A couple of things stand out in the material that a new Reformed Baptist Church in Alexander City, Alabama, has posted to their Web site, notably, an allusion to Communion as a sacrament rather than an ordinance.

This represents a significant departure from the historic frontier Baptist and earlier Radical Protestant emphasis on Communion simply as a memorial of Christ’s atoning grace. Also, the comments are quite interesting, especially among those who discern this as a Baptist embrace of Protestantism.
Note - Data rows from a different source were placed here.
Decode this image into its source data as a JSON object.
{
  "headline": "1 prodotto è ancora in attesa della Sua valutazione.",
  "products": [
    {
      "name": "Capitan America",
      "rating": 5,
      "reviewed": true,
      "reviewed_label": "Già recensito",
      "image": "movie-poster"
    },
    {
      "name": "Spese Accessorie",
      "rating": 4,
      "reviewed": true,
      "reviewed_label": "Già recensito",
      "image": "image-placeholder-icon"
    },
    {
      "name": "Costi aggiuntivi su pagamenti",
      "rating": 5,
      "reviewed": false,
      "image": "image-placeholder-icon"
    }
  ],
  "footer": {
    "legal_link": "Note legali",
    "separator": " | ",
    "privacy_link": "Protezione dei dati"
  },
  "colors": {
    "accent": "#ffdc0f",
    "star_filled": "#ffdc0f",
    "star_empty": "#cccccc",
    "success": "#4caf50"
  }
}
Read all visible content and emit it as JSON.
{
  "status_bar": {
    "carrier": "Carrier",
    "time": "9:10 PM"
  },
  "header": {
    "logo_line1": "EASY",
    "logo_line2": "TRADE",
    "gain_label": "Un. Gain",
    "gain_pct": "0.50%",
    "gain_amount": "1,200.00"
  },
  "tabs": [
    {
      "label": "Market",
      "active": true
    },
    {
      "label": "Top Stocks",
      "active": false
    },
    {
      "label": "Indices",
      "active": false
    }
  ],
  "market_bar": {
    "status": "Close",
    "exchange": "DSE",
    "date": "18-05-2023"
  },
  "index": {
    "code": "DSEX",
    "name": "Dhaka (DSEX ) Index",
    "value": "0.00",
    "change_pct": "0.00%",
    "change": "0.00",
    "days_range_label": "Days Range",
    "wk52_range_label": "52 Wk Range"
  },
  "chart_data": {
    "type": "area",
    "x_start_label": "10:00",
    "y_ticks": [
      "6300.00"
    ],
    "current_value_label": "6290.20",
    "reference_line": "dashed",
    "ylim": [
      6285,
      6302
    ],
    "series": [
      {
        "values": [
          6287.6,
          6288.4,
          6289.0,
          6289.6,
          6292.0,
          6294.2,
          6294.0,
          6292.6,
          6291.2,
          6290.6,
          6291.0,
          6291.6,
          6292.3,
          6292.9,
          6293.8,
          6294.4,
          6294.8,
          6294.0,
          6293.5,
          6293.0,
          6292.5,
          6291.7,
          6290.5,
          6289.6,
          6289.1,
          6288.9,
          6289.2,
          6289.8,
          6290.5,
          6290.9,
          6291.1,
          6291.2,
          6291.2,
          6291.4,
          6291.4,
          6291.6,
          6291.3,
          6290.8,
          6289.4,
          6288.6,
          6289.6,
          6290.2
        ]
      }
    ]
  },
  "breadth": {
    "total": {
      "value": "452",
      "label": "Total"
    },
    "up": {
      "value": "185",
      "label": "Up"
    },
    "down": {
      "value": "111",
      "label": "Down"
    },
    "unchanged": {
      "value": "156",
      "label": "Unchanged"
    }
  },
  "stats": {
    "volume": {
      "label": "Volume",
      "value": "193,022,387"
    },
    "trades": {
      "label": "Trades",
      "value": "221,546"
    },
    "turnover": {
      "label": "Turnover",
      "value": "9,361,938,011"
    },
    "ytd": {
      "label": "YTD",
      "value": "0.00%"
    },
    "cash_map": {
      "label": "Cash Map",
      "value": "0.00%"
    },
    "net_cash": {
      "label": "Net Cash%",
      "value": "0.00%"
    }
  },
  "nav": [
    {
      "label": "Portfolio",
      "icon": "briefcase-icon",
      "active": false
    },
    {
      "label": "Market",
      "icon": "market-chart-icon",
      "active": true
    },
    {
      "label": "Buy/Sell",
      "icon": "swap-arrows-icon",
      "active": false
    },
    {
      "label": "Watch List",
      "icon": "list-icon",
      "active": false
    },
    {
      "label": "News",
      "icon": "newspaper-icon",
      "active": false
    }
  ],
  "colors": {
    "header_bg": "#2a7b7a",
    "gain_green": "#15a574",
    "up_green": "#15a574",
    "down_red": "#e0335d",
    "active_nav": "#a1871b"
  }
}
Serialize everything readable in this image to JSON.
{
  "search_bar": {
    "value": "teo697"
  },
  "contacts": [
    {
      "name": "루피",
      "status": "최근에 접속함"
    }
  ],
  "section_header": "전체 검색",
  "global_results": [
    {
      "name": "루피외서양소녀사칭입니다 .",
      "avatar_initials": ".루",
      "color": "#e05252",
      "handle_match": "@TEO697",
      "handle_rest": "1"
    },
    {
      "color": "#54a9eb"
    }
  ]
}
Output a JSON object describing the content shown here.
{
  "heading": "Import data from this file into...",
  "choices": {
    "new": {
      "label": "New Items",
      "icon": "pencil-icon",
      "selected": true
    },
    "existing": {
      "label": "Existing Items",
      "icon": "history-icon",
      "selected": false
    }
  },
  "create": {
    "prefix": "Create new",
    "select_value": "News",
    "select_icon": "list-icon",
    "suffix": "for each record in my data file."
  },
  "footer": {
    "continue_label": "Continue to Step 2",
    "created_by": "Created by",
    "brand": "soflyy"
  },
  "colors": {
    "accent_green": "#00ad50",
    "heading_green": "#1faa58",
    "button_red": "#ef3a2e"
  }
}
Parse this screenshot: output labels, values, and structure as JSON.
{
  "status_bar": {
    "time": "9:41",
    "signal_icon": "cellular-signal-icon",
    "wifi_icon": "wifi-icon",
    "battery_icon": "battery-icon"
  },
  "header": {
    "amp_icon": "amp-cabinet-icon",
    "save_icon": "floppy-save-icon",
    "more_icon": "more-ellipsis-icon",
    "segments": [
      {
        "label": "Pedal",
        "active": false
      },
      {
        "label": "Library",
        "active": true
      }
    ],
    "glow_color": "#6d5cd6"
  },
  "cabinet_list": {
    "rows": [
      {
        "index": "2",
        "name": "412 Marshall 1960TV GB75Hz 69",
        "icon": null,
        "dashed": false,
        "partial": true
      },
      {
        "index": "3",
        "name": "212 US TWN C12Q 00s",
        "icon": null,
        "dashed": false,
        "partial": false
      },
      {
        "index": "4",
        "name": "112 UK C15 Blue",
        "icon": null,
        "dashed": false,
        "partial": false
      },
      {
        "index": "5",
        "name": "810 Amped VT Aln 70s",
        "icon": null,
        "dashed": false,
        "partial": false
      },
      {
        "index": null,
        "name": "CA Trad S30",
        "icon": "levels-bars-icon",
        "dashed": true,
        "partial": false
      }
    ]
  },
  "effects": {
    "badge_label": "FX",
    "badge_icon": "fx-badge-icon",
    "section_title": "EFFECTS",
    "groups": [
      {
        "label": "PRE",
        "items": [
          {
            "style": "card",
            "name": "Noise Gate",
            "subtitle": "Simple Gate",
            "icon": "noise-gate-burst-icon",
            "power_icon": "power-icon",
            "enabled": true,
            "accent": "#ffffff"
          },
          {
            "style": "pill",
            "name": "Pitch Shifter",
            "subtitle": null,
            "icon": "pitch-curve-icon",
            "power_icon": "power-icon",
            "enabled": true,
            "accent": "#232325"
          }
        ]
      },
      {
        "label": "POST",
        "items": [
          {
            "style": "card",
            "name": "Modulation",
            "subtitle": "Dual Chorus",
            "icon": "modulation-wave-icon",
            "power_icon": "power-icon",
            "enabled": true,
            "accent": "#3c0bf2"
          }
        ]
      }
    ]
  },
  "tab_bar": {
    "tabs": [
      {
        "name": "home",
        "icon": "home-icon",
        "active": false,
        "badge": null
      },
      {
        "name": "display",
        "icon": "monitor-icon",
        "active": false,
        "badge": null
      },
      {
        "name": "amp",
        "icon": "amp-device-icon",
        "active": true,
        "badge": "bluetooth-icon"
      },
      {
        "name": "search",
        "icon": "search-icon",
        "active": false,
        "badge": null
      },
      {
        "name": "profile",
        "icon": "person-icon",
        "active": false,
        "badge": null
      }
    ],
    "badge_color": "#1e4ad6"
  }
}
There has always been a strongly held view among many Baptists, historically regarded as the Landmark tradition, that they represent the restoration of the New Testament Church – another interesting Baptist distinctive, though also shared among other movements, one that also dates back to pioneer settlement of the American Back Country. Many egalitarian-minded frontiersmen regarded settlement as an opportunity to abandon creeds and confessions and to set everything right by returning to the pristine attributes of the First Century Church.

However, earlier, pre-frontier Baptists had hewed to many of the teachings of Reformed Christianity, which is not surprising, considering that this was the regnant form of Protestantism not only in Britain but also the American colonies in the 17th and 18th century.

History has demonstrated time and again that many movements, political and religious alike, have returned to facets of their original roots. Baptists, who have generally followed a divergent path over the last 200 year following settlement of the American frontier, may prove no exception;

It’s interesting to consider the factors that have contributed to this. So-called New Testament Christianity, which gained traction during American frontier settlement, offered the advantage of lean messaging, at least, the case could be made that it did. Moreover, these teachings were exceptionally well-suited to a relatively unlettered, itinerate and rather culturally unrooted people people who had become both intellectually and the temperamentally untethered from the creeds and confessionals that had prevailed in Europe and along the American coast.

Yet, this lean messaging, popular and arguably practical within a frontier setting, seemed to many increasingly threadbare in late 20th century America in the face of rising levels of education and affluence and within a nation struggling with the demands of post-modernism as wells as the complexities of a post-industrial, technological society. In fact, in 1977 a group of disaffected evangelical intellectuals, convinced that evangelical Christianity had become untethered from much of the substance, notably the creeds, confessions and liturgies that had sustained the faith for two millennia, issued the Chicago Call, admonishing their fellow churchmen to return to the ancient teachings of the faith.

However, this effort largely fell on deaf ears, leaving many of these disaffected intellectuals to embark on the path to Rome, Constantinople, Lambeth and, in some cases, Geneva.

Now, as Christianity and particularly the evangelical faith seem more imperiled than ever, especially in the face of a rapidly permutating left that seems increasingly intent to subdue Christianity, at least, the conservative expressions of it, as a formative force in American life, many evangelicals likely will become more receptive than ever to the admonishments such as the Chicago Call.

There possibly, if not likely, will be stronger inclinations than ever among evangelical Christians to return to what growing numbers within the ranks perceive as more enduring foundations.